Axu (ཨ་ཕྱུག)Town and Axu Grasslands are situated in Dege County in the Garze Tibetan Autonomous Prefecture of Sichuan, China. It is an isolated region in eastern Tibet that includes green pastures dotted with sturdy yaks, snowy, lofty and rugged mountains and crystal clear lakes. The small Axu Town and its surrounding grasslands are inhabited by nomadic herdsmen and their grazing yaks.
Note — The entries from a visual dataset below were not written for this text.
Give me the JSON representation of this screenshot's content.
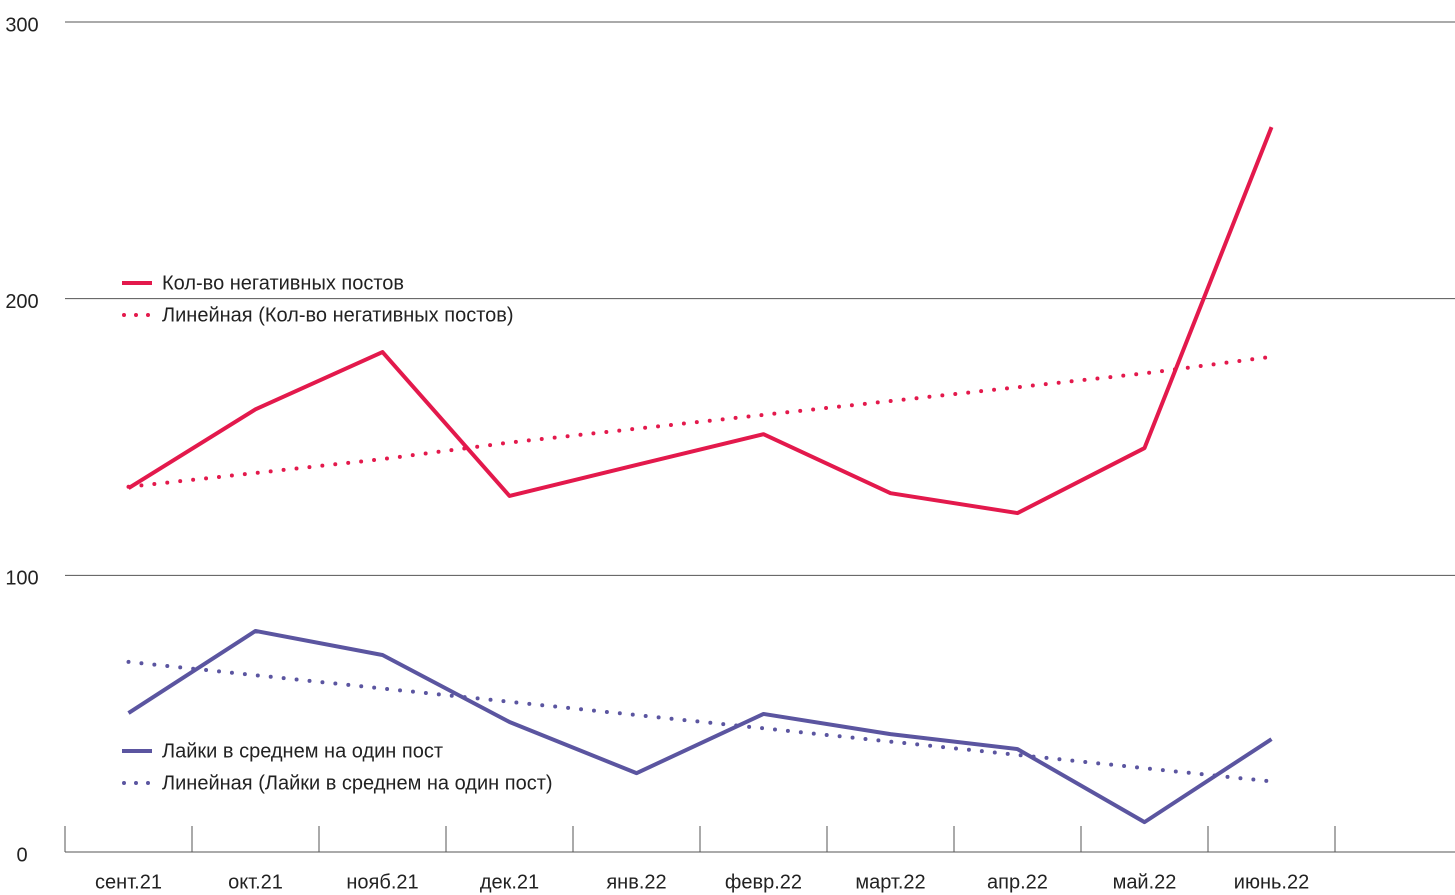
{
  "chart_data": {
    "type": "line",
    "categories": [
      "сент.21",
      "окт.21",
      "нояб.21",
      "дек.21",
      "янв.22",
      "февр.22",
      "март.22",
      "апр.22",
      "май.22",
      "июнь.22",
      null
    ],
    "series": [
      {
        "name": "Кол-во негативных постов",
        "color": "#e3194c",
        "dash": "solid",
        "values": [
          131.5,
          160,
          180.7,
          128.7,
          139.9,
          151,
          129.7,
          122.5,
          146,
          262,
          null
        ]
      },
      {
        "name": "Линейная (Кол-во негативных постов)",
        "color": "#e3194c",
        "dash": "dotted",
        "values": [
          132,
          137,
          142,
          148,
          153,
          158,
          163,
          168,
          173,
          179,
          null
        ]
      },
      {
        "name": "Лайки в среднем на один пост",
        "color": "#5b55a0",
        "dash": "solid",
        "values": [
          50.2,
          79.9,
          71.2,
          47,
          28.5,
          49.9,
          42.6,
          37.2,
          10.8,
          40.8,
          null
        ]
      },
      {
        "name": "Линейная (Лайки в среднем на один пост)",
        "color": "#5b55a0",
        "dash": "dotted",
        "values": [
          68.7,
          63.9,
          59.1,
          54.3,
          49.5,
          44.7,
          39.9,
          35.1,
          30.3,
          25.5,
          null
        ]
      }
    ],
    "ylim": [
      0,
      300
    ],
    "yticks": [
      0,
      100,
      200,
      300
    ],
    "grid": true
  }
}
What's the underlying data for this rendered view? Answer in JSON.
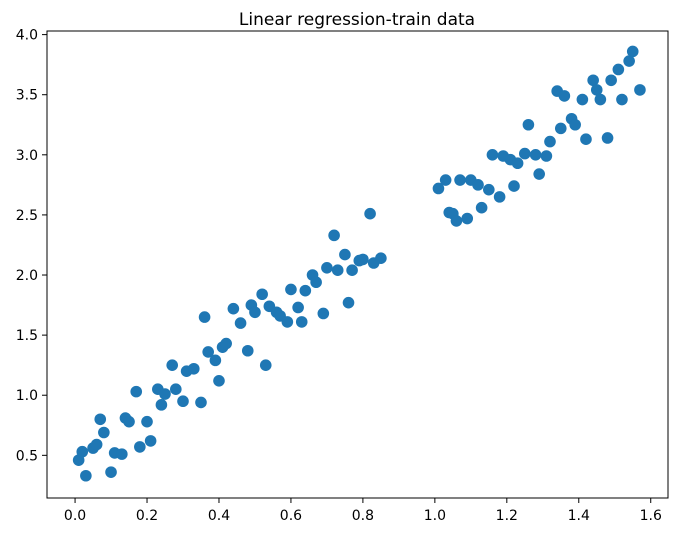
{
  "chart_data": {
    "type": "scatter",
    "title": "Linear regression-train data",
    "xlabel": "",
    "ylabel": "",
    "xlim": [
      -0.078,
      1.648
    ],
    "ylim": [
      0.145,
      4.03
    ],
    "xticks": [
      {
        "value": 0.0,
        "label": "0.0"
      },
      {
        "value": 0.2,
        "label": "0.2"
      },
      {
        "value": 0.4,
        "label": "0.4"
      },
      {
        "value": 0.6,
        "label": "0.6"
      },
      {
        "value": 0.8,
        "label": "0.8"
      },
      {
        "value": 1.0,
        "label": "1.0"
      },
      {
        "value": 1.2,
        "label": "1.2"
      },
      {
        "value": 1.4,
        "label": "1.4"
      },
      {
        "value": 1.6,
        "label": "1.6"
      }
    ],
    "yticks": [
      {
        "value": 0.5,
        "label": "0.5"
      },
      {
        "value": 1.0,
        "label": "1.0"
      },
      {
        "value": 1.5,
        "label": "1.5"
      },
      {
        "value": 2.0,
        "label": "2.0"
      },
      {
        "value": 2.5,
        "label": "2.5"
      },
      {
        "value": 3.0,
        "label": "3.0"
      },
      {
        "value": 3.5,
        "label": "3.5"
      },
      {
        "value": 4.0,
        "label": "4.0"
      }
    ],
    "grid": false,
    "legend": "none",
    "marker_color": "#1f77b4",
    "points": [
      [
        0.01,
        0.46
      ],
      [
        0.02,
        0.53
      ],
      [
        0.03,
        0.33
      ],
      [
        0.05,
        0.56
      ],
      [
        0.06,
        0.59
      ],
      [
        0.07,
        0.8
      ],
      [
        0.08,
        0.69
      ],
      [
        0.1,
        0.36
      ],
      [
        0.11,
        0.52
      ],
      [
        0.13,
        0.51
      ],
      [
        0.14,
        0.81
      ],
      [
        0.15,
        0.78
      ],
      [
        0.17,
        1.03
      ],
      [
        0.18,
        0.57
      ],
      [
        0.2,
        0.78
      ],
      [
        0.21,
        0.62
      ],
      [
        0.23,
        1.05
      ],
      [
        0.24,
        0.92
      ],
      [
        0.25,
        1.01
      ],
      [
        0.27,
        1.25
      ],
      [
        0.28,
        1.05
      ],
      [
        0.3,
        0.95
      ],
      [
        0.31,
        1.2
      ],
      [
        0.33,
        1.22
      ],
      [
        0.35,
        0.94
      ],
      [
        0.36,
        1.65
      ],
      [
        0.37,
        1.36
      ],
      [
        0.39,
        1.29
      ],
      [
        0.4,
        1.12
      ],
      [
        0.41,
        1.4
      ],
      [
        0.42,
        1.43
      ],
      [
        0.44,
        1.72
      ],
      [
        0.46,
        1.6
      ],
      [
        0.48,
        1.37
      ],
      [
        0.49,
        1.75
      ],
      [
        0.5,
        1.69
      ],
      [
        0.52,
        1.84
      ],
      [
        0.53,
        1.25
      ],
      [
        0.54,
        1.74
      ],
      [
        0.56,
        1.69
      ],
      [
        0.57,
        1.66
      ],
      [
        0.59,
        1.61
      ],
      [
        0.6,
        1.88
      ],
      [
        0.62,
        1.73
      ],
      [
        0.63,
        1.61
      ],
      [
        0.64,
        1.87
      ],
      [
        0.66,
        2.0
      ],
      [
        0.67,
        1.94
      ],
      [
        0.69,
        1.68
      ],
      [
        0.7,
        2.06
      ],
      [
        0.72,
        2.33
      ],
      [
        0.73,
        2.04
      ],
      [
        0.75,
        2.17
      ],
      [
        0.76,
        1.77
      ],
      [
        0.77,
        2.04
      ],
      [
        0.79,
        2.12
      ],
      [
        0.8,
        2.13
      ],
      [
        0.82,
        2.51
      ],
      [
        0.83,
        2.1
      ],
      [
        0.85,
        2.14
      ],
      [
        1.01,
        2.72
      ],
      [
        1.03,
        2.79
      ],
      [
        1.04,
        2.52
      ],
      [
        1.05,
        2.51
      ],
      [
        1.06,
        2.45
      ],
      [
        1.07,
        2.79
      ],
      [
        1.09,
        2.47
      ],
      [
        1.1,
        2.79
      ],
      [
        1.12,
        2.75
      ],
      [
        1.13,
        2.56
      ],
      [
        1.15,
        2.71
      ],
      [
        1.16,
        3.0
      ],
      [
        1.18,
        2.65
      ],
      [
        1.19,
        2.99
      ],
      [
        1.21,
        2.96
      ],
      [
        1.22,
        2.74
      ],
      [
        1.23,
        2.93
      ],
      [
        1.25,
        3.01
      ],
      [
        1.26,
        3.25
      ],
      [
        1.28,
        3.0
      ],
      [
        1.29,
        2.84
      ],
      [
        1.31,
        2.99
      ],
      [
        1.32,
        3.11
      ],
      [
        1.34,
        3.53
      ],
      [
        1.35,
        3.22
      ],
      [
        1.36,
        3.49
      ],
      [
        1.38,
        3.3
      ],
      [
        1.39,
        3.25
      ],
      [
        1.41,
        3.46
      ],
      [
        1.42,
        3.13
      ],
      [
        1.44,
        3.62
      ],
      [
        1.45,
        3.54
      ],
      [
        1.46,
        3.46
      ],
      [
        1.48,
        3.14
      ],
      [
        1.49,
        3.62
      ],
      [
        1.51,
        3.71
      ],
      [
        1.52,
        3.46
      ],
      [
        1.54,
        3.78
      ],
      [
        1.55,
        3.86
      ],
      [
        1.57,
        3.54
      ]
    ]
  }
}
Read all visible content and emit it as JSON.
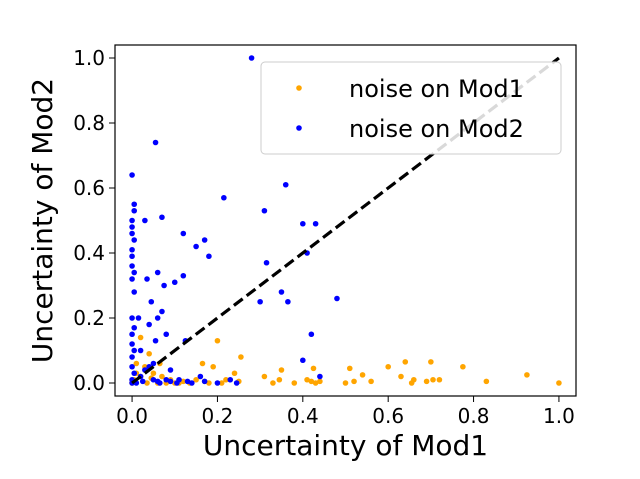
{
  "chart_data": {
    "type": "scatter",
    "title": "",
    "xlabel": "Uncertainty of Mod1",
    "ylabel": "Uncertainty of Mod2",
    "xlim": [
      -0.04,
      1.04
    ],
    "ylim": [
      -0.04,
      1.04
    ],
    "xticks": [
      "0.0",
      "0.2",
      "0.4",
      "0.6",
      "0.8",
      "1.0"
    ],
    "yticks": [
      "0.0",
      "0.2",
      "0.4",
      "0.6",
      "0.8",
      "1.0"
    ],
    "legend_position": "top-right",
    "reference_line": {
      "style": "dashed",
      "color": "#000000",
      "from": [
        0,
        0
      ],
      "to": [
        1,
        1
      ]
    },
    "series": [
      {
        "name": "noise on Mod1",
        "color": "#ffa500",
        "points": [
          [
            0.0,
            0.0
          ],
          [
            0.005,
            0.01
          ],
          [
            0.01,
            0.03
          ],
          [
            0.02,
            0.02
          ],
          [
            0.03,
            0.05
          ],
          [
            0.035,
            0.0
          ],
          [
            0.04,
            0.09
          ],
          [
            0.05,
            0.03
          ],
          [
            0.06,
            0.0
          ],
          [
            0.065,
            0.06
          ],
          [
            0.07,
            0.02
          ],
          [
            0.08,
            0.0
          ],
          [
            0.09,
            0.01
          ],
          [
            0.1,
            0.0
          ],
          [
            0.12,
            0.005
          ],
          [
            0.135,
            0.0
          ],
          [
            0.15,
            0.01
          ],
          [
            0.165,
            0.06
          ],
          [
            0.17,
            0.005
          ],
          [
            0.18,
            0.0
          ],
          [
            0.19,
            0.05
          ],
          [
            0.2,
            0.13
          ],
          [
            0.21,
            0.0
          ],
          [
            0.22,
            0.01
          ],
          [
            0.24,
            0.03
          ],
          [
            0.25,
            0.005
          ],
          [
            0.255,
            0.08
          ],
          [
            0.31,
            0.02
          ],
          [
            0.33,
            0.0
          ],
          [
            0.345,
            0.01
          ],
          [
            0.35,
            0.04
          ],
          [
            0.38,
            0.0
          ],
          [
            0.41,
            0.01
          ],
          [
            0.42,
            0.005
          ],
          [
            0.425,
            0.045
          ],
          [
            0.43,
            0.0
          ],
          [
            0.44,
            0.005
          ],
          [
            0.5,
            0.0
          ],
          [
            0.51,
            0.045
          ],
          [
            0.52,
            0.005
          ],
          [
            0.54,
            0.025
          ],
          [
            0.56,
            0.005
          ],
          [
            0.6,
            0.05
          ],
          [
            0.63,
            0.02
          ],
          [
            0.64,
            0.065
          ],
          [
            0.655,
            0.0
          ],
          [
            0.66,
            0.01
          ],
          [
            0.69,
            0.005
          ],
          [
            0.7,
            0.065
          ],
          [
            0.705,
            0.01
          ],
          [
            0.72,
            0.01
          ],
          [
            0.775,
            0.05
          ],
          [
            0.83,
            0.005
          ],
          [
            0.925,
            0.025
          ],
          [
            1.0,
            0.0
          ],
          [
            0.02,
            0.14
          ],
          [
            0.01,
            0.06
          ],
          [
            0.045,
            0.015
          ],
          [
            0.11,
            0.0
          ]
        ]
      },
      {
        "name": "noise on Mod2",
        "color": "#0000ff",
        "points": [
          [
            0.0,
            0.64
          ],
          [
            0.005,
            0.55
          ],
          [
            0.005,
            0.53
          ],
          [
            0.0,
            0.5
          ],
          [
            0.0,
            0.48
          ],
          [
            0.0,
            0.46
          ],
          [
            0.005,
            0.44
          ],
          [
            0.0,
            0.41
          ],
          [
            0.0,
            0.39
          ],
          [
            0.0,
            0.36
          ],
          [
            0.005,
            0.34
          ],
          [
            0.0,
            0.32
          ],
          [
            0.005,
            0.28
          ],
          [
            0.0,
            0.2
          ],
          [
            0.005,
            0.17
          ],
          [
            0.0,
            0.15
          ],
          [
            0.0,
            0.12
          ],
          [
            0.005,
            0.1
          ],
          [
            0.0,
            0.08
          ],
          [
            0.0,
            0.05
          ],
          [
            0.005,
            0.03
          ],
          [
            0.0,
            0.01
          ],
          [
            0.01,
            0.0
          ],
          [
            0.015,
            0.2
          ],
          [
            0.02,
            0.1
          ],
          [
            0.025,
            0.005
          ],
          [
            0.03,
            0.5
          ],
          [
            0.035,
            0.32
          ],
          [
            0.04,
            0.05
          ],
          [
            0.04,
            0.18
          ],
          [
            0.045,
            0.25
          ],
          [
            0.05,
            0.06
          ],
          [
            0.055,
            0.74
          ],
          [
            0.055,
            0.13
          ],
          [
            0.06,
            0.34
          ],
          [
            0.06,
            0.2
          ],
          [
            0.065,
            0.0
          ],
          [
            0.07,
            0.51
          ],
          [
            0.07,
            0.22
          ],
          [
            0.075,
            0.3
          ],
          [
            0.08,
            0.15
          ],
          [
            0.09,
            0.005
          ],
          [
            0.1,
            0.31
          ],
          [
            0.105,
            0.0
          ],
          [
            0.12,
            0.46
          ],
          [
            0.12,
            0.33
          ],
          [
            0.125,
            0.13
          ],
          [
            0.13,
            0.005
          ],
          [
            0.15,
            0.42
          ],
          [
            0.16,
            0.02
          ],
          [
            0.17,
            0.44
          ],
          [
            0.18,
            0.39
          ],
          [
            0.2,
            0.0
          ],
          [
            0.215,
            0.57
          ],
          [
            0.245,
            0.0
          ],
          [
            0.28,
            1.0
          ],
          [
            0.3,
            0.25
          ],
          [
            0.31,
            0.53
          ],
          [
            0.315,
            0.37
          ],
          [
            0.35,
            0.28
          ],
          [
            0.36,
            0.61
          ],
          [
            0.365,
            0.25
          ],
          [
            0.4,
            0.07
          ],
          [
            0.4,
            0.49
          ],
          [
            0.41,
            0.4
          ],
          [
            0.42,
            0.15
          ],
          [
            0.43,
            0.49
          ],
          [
            0.44,
            0.02
          ],
          [
            0.48,
            0.26
          ],
          [
            0.0,
            0.0
          ],
          [
            0.02,
            0.02
          ],
          [
            0.03,
            0.04
          ],
          [
            0.05,
            0.01
          ],
          [
            0.06,
            0.005
          ],
          [
            0.08,
            0.01
          ],
          [
            0.09,
            0.04
          ],
          [
            0.11,
            0.01
          ],
          [
            0.14,
            0.0
          ],
          [
            0.17,
            0.005
          ],
          [
            0.23,
            0.01
          ]
        ]
      }
    ]
  }
}
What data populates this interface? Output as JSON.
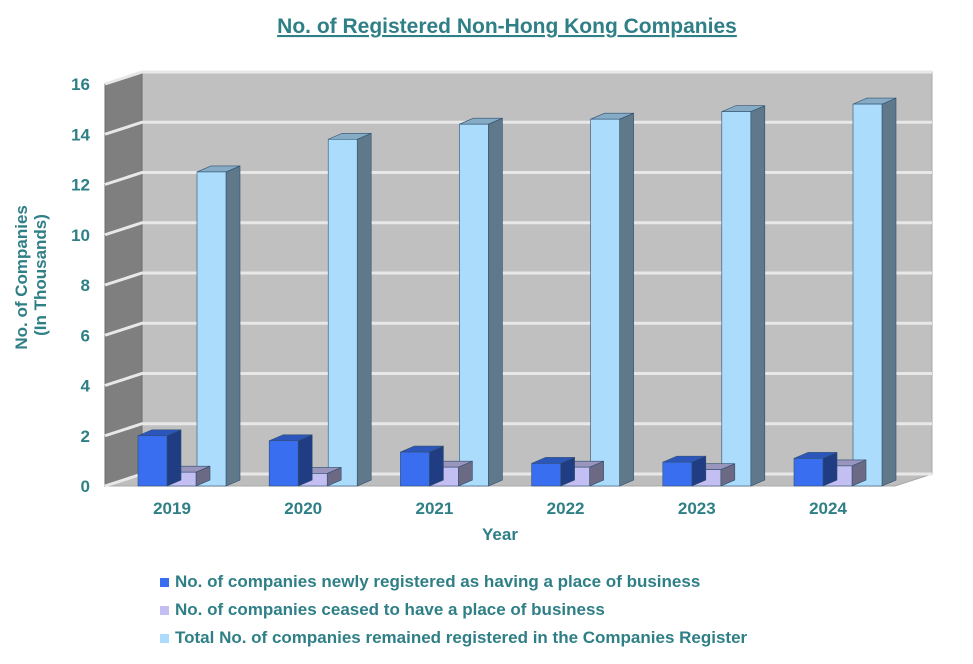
{
  "chart_data": {
    "type": "bar",
    "title": "No. of Registered Non-Hong Kong Companies",
    "xlabel": "Year",
    "ylabel": [
      "No. of Companies",
      "(In Thousands)"
    ],
    "categories": [
      "2019",
      "2020",
      "2021",
      "2022",
      "2023",
      "2024"
    ],
    "ylim": [
      0,
      16
    ],
    "yticks": [
      0,
      2,
      4,
      6,
      8,
      10,
      12,
      14,
      16
    ],
    "grid": true,
    "legend_position": "bottom",
    "series": [
      {
        "name": "No. of companies newly registered as having a place of business",
        "values": [
          2.0,
          1.8,
          1.35,
          0.9,
          0.95,
          1.1
        ],
        "color": "#3a6ef0"
      },
      {
        "name": "No. of companies ceased to have a place of business",
        "values": [
          0.55,
          0.5,
          0.75,
          0.75,
          0.65,
          0.8
        ],
        "color": "#c4bff2"
      },
      {
        "name": "Total No. of companies remained registered in the Companies Register",
        "values": [
          12.5,
          13.8,
          14.4,
          14.6,
          14.9,
          15.2
        ],
        "color": "#acdcfc"
      }
    ]
  }
}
Axu Grasslands are located about 230 kilometers northeast of Dege Town. Axu Grasslands cover an area of 800 sq. kilometers, and have the Yalong River flowing through it. These grasslands not only provide picturesque sceneries, but are also known for their harsh climatic conditions. The Chinese government plans to initiate projects of large-scale farming of wheat and barley, and gas exploration in Axu Grasslands. Since the grasslands are at an altitude of over 4,500 meters, they thus remain frozen for six to nine months a year. Nonetheless, this harsh and inhospitable area is believed to be the hometown of the famous Tibetan, King Gesar.
The Legendary King Gesar
A famous hero and warrior, King Gesar is said to have been born in the Axu Grasslands and was the ruler of Ling Kingdom in east Tibet during the 11th century. He is considered to be a fearless leader who waged war against all the enemies of the kingdom and protected the poor. Different versions of King Gesar and his life exist across Tibet and Central Asia including a number of Tibetan versions, a Mongolian version, a Buryat version, a Lower Ladakhi version, a Salar version, and a Bhutan version.
The Famous Temple
The temple of King Gesar was constructed in the Axu Grasslands in 1970 by Ling Cong and was later renamed Memorial Hall of King Gesar. An enormous statue of King Gesar riding a horse stands in the main hall of the temple. The heroic tales of King Gesar are widely told by the inhabitants of Axu Grasslands in the form of stories, songs and dances. The ‘Epic of King Gesar’, the greatest literature work on the life of King Gesar, is popular in Tibet, Sichuan, Inner Mongol, Gansu, Qinghai and other places. In the Axu Grasslands, celebrations to honor the legendary warrior take place often.
The Epic of King Gesar
Similar to Iliad of Greeks and King Arthur of medieval Europeans, Tibetans have the Epic of King Gesar. Rooted deep into folklore, stories of King Gesar had been passed down generations orally while its written beginnings are found back in 1716 when it was, upon Qing Emperor’s order, translated from Tibetan. This Oriental Iliad covers important reigns of Tibetan social development and also descriptions of countless tribes and regions. The Epic of King Gesar is the longest work of literature in the world with over 120 volumes and 20 million words in more than 1 million verses.